The results can be found here along with those from release benchmkarks.

Furthermore, we've developed and run a new Plutus benchmark targeting the RIPEMD-160 internal. We've compared the resulting performance observations against other Plutus workloads - both memory-constrained and (same as RIPEMD-160) CPU-constrained. We have concluded that there are no performance risks to that algorithm in PlutusV3, given existing execution budgets, and that it's consistently priced wrt. other CPU-intensive internals.

Development

The voting workload is currently implemented using decentralized submission via cardano-cli on each of our cluster machines. It has proven reliable - and scalable, at least to some extent. We're already working on improvements that reduce the (very slight) overhead of using the CLI for submission. Additionally, we're aiming for a linear performance comparison when submitting twice the number votes per transaction at the same TPS rate - forcing double the work for vote tallying.

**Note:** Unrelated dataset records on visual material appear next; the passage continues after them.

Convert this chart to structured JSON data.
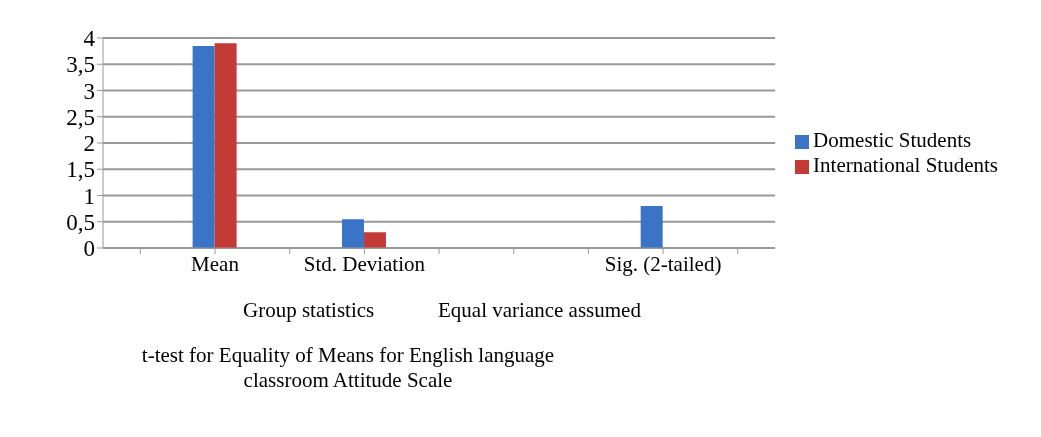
{
  "chart_data": {
    "type": "bar",
    "categories": [
      null,
      "Mean",
      null,
      "Std. Deviation",
      null,
      null,
      null,
      "Sig. (2-tailed)",
      null
    ],
    "series": [
      {
        "name": "Domestic Students",
        "color": "#3b74c6",
        "values": [
          null,
          3.85,
          null,
          0.55,
          null,
          null,
          null,
          0.8,
          null
        ]
      },
      {
        "name": "International Students",
        "color": "#c43a36",
        "values": [
          null,
          3.9,
          null,
          0.3,
          null,
          null,
          null,
          null,
          null
        ]
      }
    ],
    "ylim": [
      0,
      4
    ],
    "yticks": [
      0,
      {
        "value": 0.5,
        "label": "0,5"
      },
      1,
      {
        "value": 1.5,
        "label": "1,5"
      },
      2,
      {
        "value": 2.5,
        "label": "2,5"
      },
      3,
      {
        "value": 3.5,
        "label": "3,5"
      },
      4
    ],
    "grid": "y",
    "legend": "right",
    "annotations": [
      "Group statistics",
      "Equal variance assumed",
      "t-test  for Equality of Means for English language classroom Attitude Scale"
    ]
  }
}
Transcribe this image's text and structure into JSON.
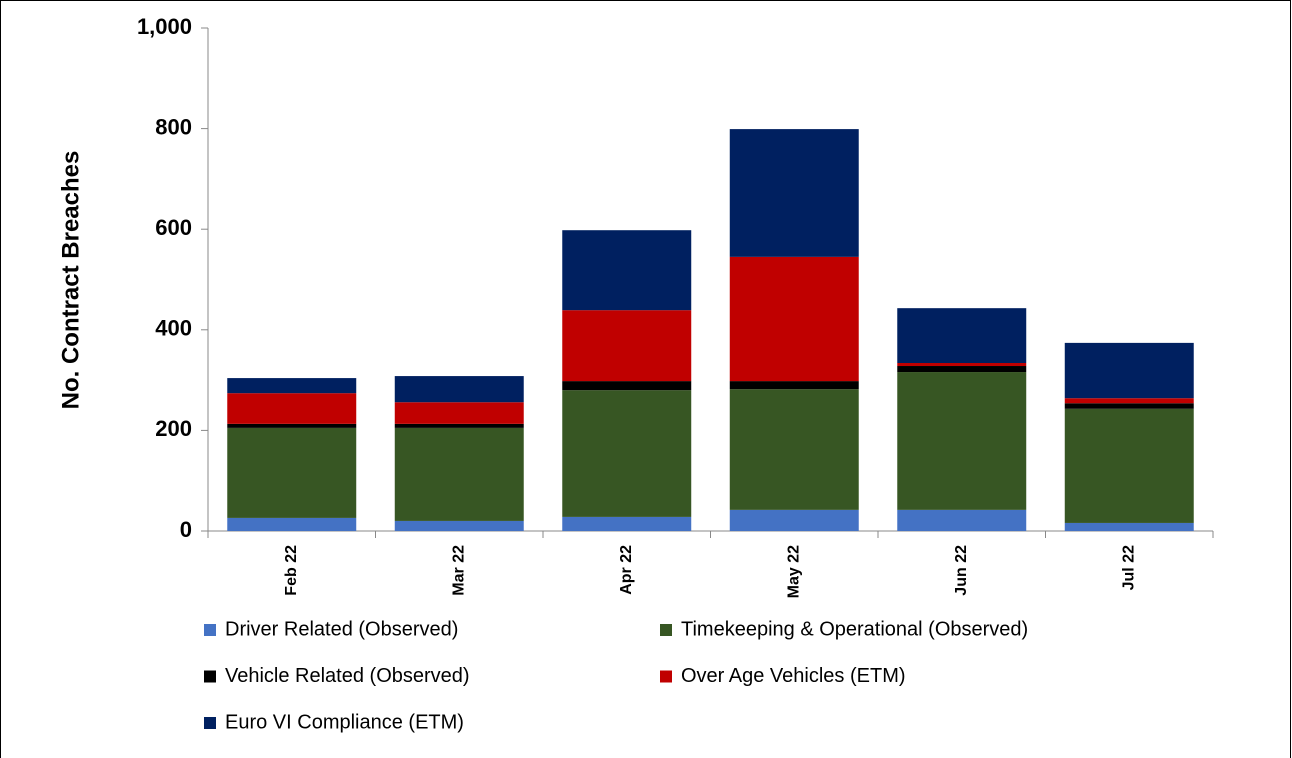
{
  "chart_data": {
    "type": "stacked_bar",
    "y_label": "No. Contract Breaches",
    "categories": [
      "Feb 22",
      "Mar 22",
      "Apr 22",
      "May 22",
      "Jun 22",
      "Jul 22"
    ],
    "series": [
      {
        "name": "Driver Related (Observed)",
        "color": "#4472c4",
        "values": [
          26,
          20,
          28,
          42,
          42,
          16
        ]
      },
      {
        "name": "Timekeeping & Operational (Observed)",
        "color": "#375623",
        "values": [
          179,
          185,
          252,
          240,
          274,
          227
        ]
      },
      {
        "name": "Vehicle Related (Observed)",
        "color": "#000000",
        "values": [
          8,
          8,
          18,
          16,
          12,
          11
        ]
      },
      {
        "name": "Over Age Vehicles (ETM)",
        "color": "#c00000",
        "values": [
          61,
          43,
          141,
          247,
          6,
          10
        ]
      },
      {
        "name": "Euro VI Compliance (ETM)",
        "color": "#002060",
        "values": [
          30,
          52,
          159,
          254,
          109,
          110
        ]
      }
    ],
    "ylim": [
      0,
      1000
    ],
    "yticks": [
      0,
      200,
      400,
      600,
      800,
      {
        "value": 1000,
        "label": "1,000"
      }
    ],
    "legend": "bottom"
  }
}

Implementation of that workload using the centralized (and much better scalable) tx-generator submission service is still ongoing.

Tracing

Metrics naming is currently receiving a last round of consistency checking, so that it's aligned as closely as possible between legacy and new tracing system. In the process, we're adressing aspects of documentation, and incorporating feedback to define a few metrics in the new system that previously were present in the legacy one only.

For migrating to the new typed-protocols-0.3 API, two of the new tracing system's packages are affected. The work for ekg-forward-0.7 is completed and merged to master - yet to be released on CHaP. Work on the second package, trace-forward, is ongoing.

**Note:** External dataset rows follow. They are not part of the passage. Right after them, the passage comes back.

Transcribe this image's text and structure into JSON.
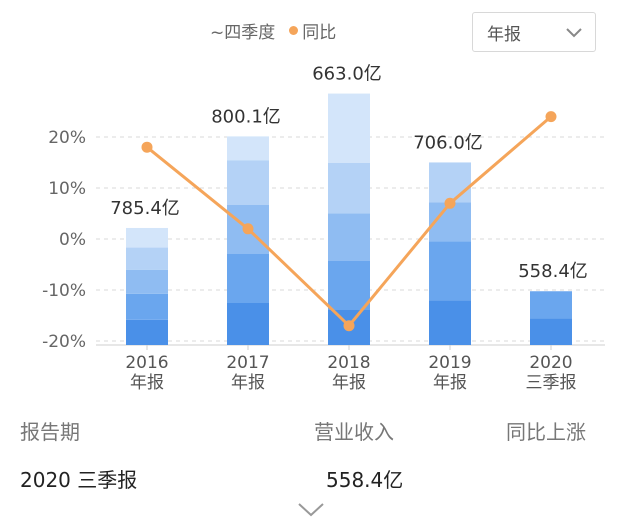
{
  "legend": {
    "partial_label": "~四季度",
    "line_label": "同比",
    "line_color": "#F5A55A"
  },
  "period_select": {
    "value": "年报",
    "icon": "chevron-down-icon"
  },
  "chart_data": {
    "type": "bar+line",
    "categories": [
      "2016\n年报",
      "2017\n年报",
      "2018\n年报",
      "2019\n年报",
      "2020\n三季报"
    ],
    "bar_labels": [
      "785.4亿",
      "800.1亿",
      "663.0亿",
      "706.0亿",
      "558.4亿"
    ],
    "bar_values": [
      785.4,
      800.1,
      663.0,
      706.0,
      558.4
    ],
    "stacks": [
      [
        90,
        150,
        125,
        160,
        95
      ],
      [
        93,
        175,
        175,
        210,
        97
      ],
      [
        85,
        175,
        170,
        140,
        0
      ],
      [
        80,
        160,
        180,
        142,
        0
      ],
      [
        70,
        85,
        248,
        0,
        0
      ]
    ],
    "stack_colors": [
      "#4A90E8",
      "#6AA6EE",
      "#8FBCF2",
      "#B4D2F6",
      "#D3E5FA"
    ],
    "line": {
      "name": "同比",
      "values": [
        18,
        2,
        -17,
        7,
        24
      ]
    },
    "yaxis": {
      "ticks": [
        "20%",
        "10%",
        "0%",
        "-10%",
        "-20%"
      ],
      "range": [
        -21,
        25
      ]
    },
    "grid": true
  },
  "summary": {
    "headers": [
      "报告期",
      "营业收入",
      "同比上涨"
    ],
    "row": {
      "period": "2020 三季报",
      "revenue": "558.4亿",
      "change": ""
    }
  }
}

We've finally released cardano-tracer-0.3, which incorporates all features, enhancements and fixes that have been reported on here over the past months. This release marks 100% production readiness of the new tracing system. We're focusing now on making documentation and example scripts and configs yet more user-friendly for community rollout. We're very much looking forward to receiving feedback - and have time and space reserved to address it, as well as to provide intial support for the migration away from the legacy system.

· 2 min read
Michael Karg

High level summary

  • Benchmarking: Started release benchmarks for Node 10.0.
  • Development: Governance action workload - alternative tx submission method built, passes tests.
  • Tracing: Preparing the bump to typed-protocols-0.3.

Low level overview

Benchmarking

We've started the benchmarking process for the freshly tagged, fully Chang 2 capable Node version 10.0 pre-release.

Development

Calibrating a governance action / voting workload within our submission service tx-generator is more involved than anticipated.

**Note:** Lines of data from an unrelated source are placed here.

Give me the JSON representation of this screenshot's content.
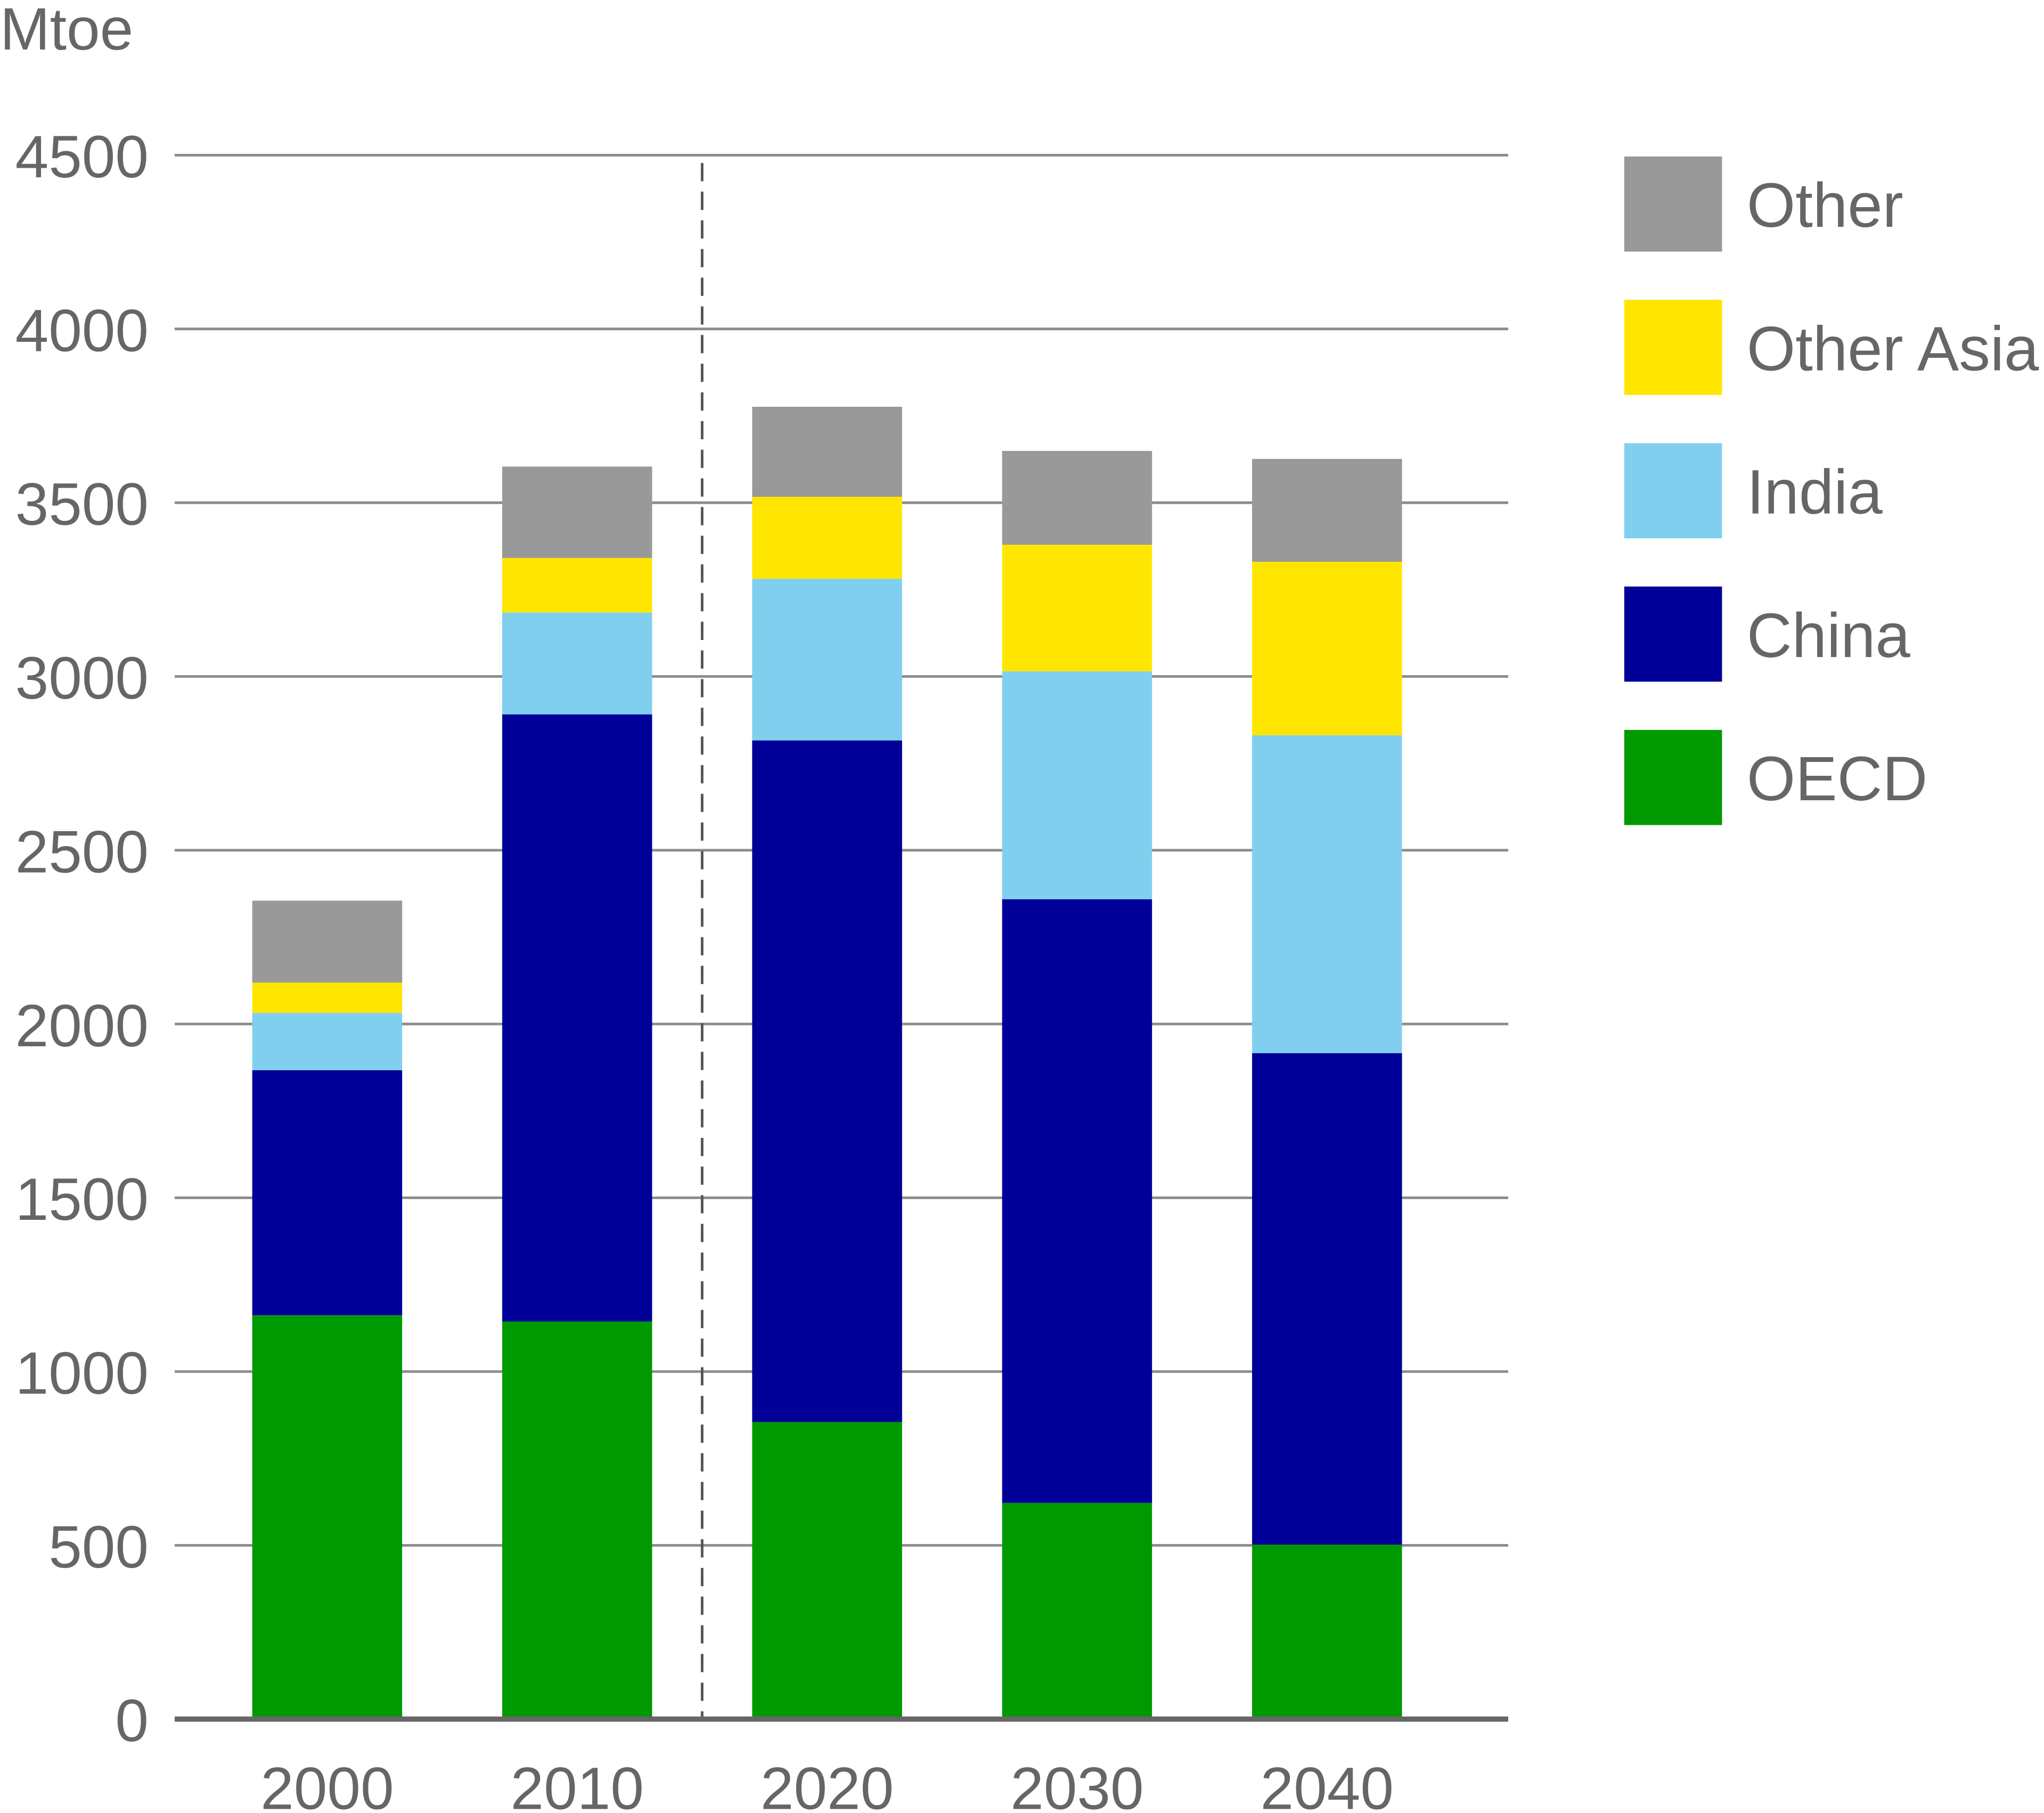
{
  "chart_data": {
    "type": "bar",
    "stacked": true,
    "title": "",
    "xlabel": "",
    "ylabel": "Mtoe",
    "ylim": [
      0,
      4500
    ],
    "yticks": [
      0,
      500,
      1000,
      1500,
      2000,
      2500,
      3000,
      3500,
      4000,
      4500
    ],
    "grid": true,
    "legend_position": "right",
    "categories": [
      "2000",
      "2010",
      "2020",
      "2030",
      "2040"
    ],
    "projection_divider_between": [
      "2010",
      "2020"
    ],
    "series": [
      {
        "name": "OECD",
        "color": "#009900",
        "values": [
          1162,
          1144,
          855,
          622,
          502
        ]
      },
      {
        "name": "China",
        "color": "#000099",
        "values": [
          705,
          1747,
          1961,
          1737,
          1414
        ]
      },
      {
        "name": "India",
        "color": "#80CFEF",
        "values": [
          165,
          293,
          465,
          656,
          915
        ]
      },
      {
        "name": "Other Asia",
        "color": "#FFE600",
        "values": [
          87,
          157,
          236,
          364,
          499
        ]
      },
      {
        "name": "Other",
        "color": "#999999",
        "values": [
          236,
          263,
          259,
          270,
          296
        ]
      }
    ]
  }
}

As measurements for performance impact of voting are required very shortly, we have - in parallel - created a nix / bash based solution. That one uses cardano-cli for creating and submitting proposals and voting transactions, while the generator can run any other known workload simultaneously. Thus, we expect to get a clear performance delta between voting vs. no voting going on. This setup has already been deployed, and is passing testing - soon to be used for the first real-world voting benchmarks.

The implementation however is less flexible, much less parametrizable, and in its design tied to the very specific, fixed topology of the Nomad cluster. The workload definition inside tx-generator will thus continue, and eventually be used as the standard for benchmarks targeting voting / governance.

Tracing

The new tracing system, more specifically, the components that forward metrics and traces to cardano-tracer, contain well-defined peers in the sense of the typed-protocols package. The upcoming bump to recently released version 0.3 contains breaking changes in the package API. We've begun necessary downstream adjustments in our packages, re-defining aforementioned peers using the new API.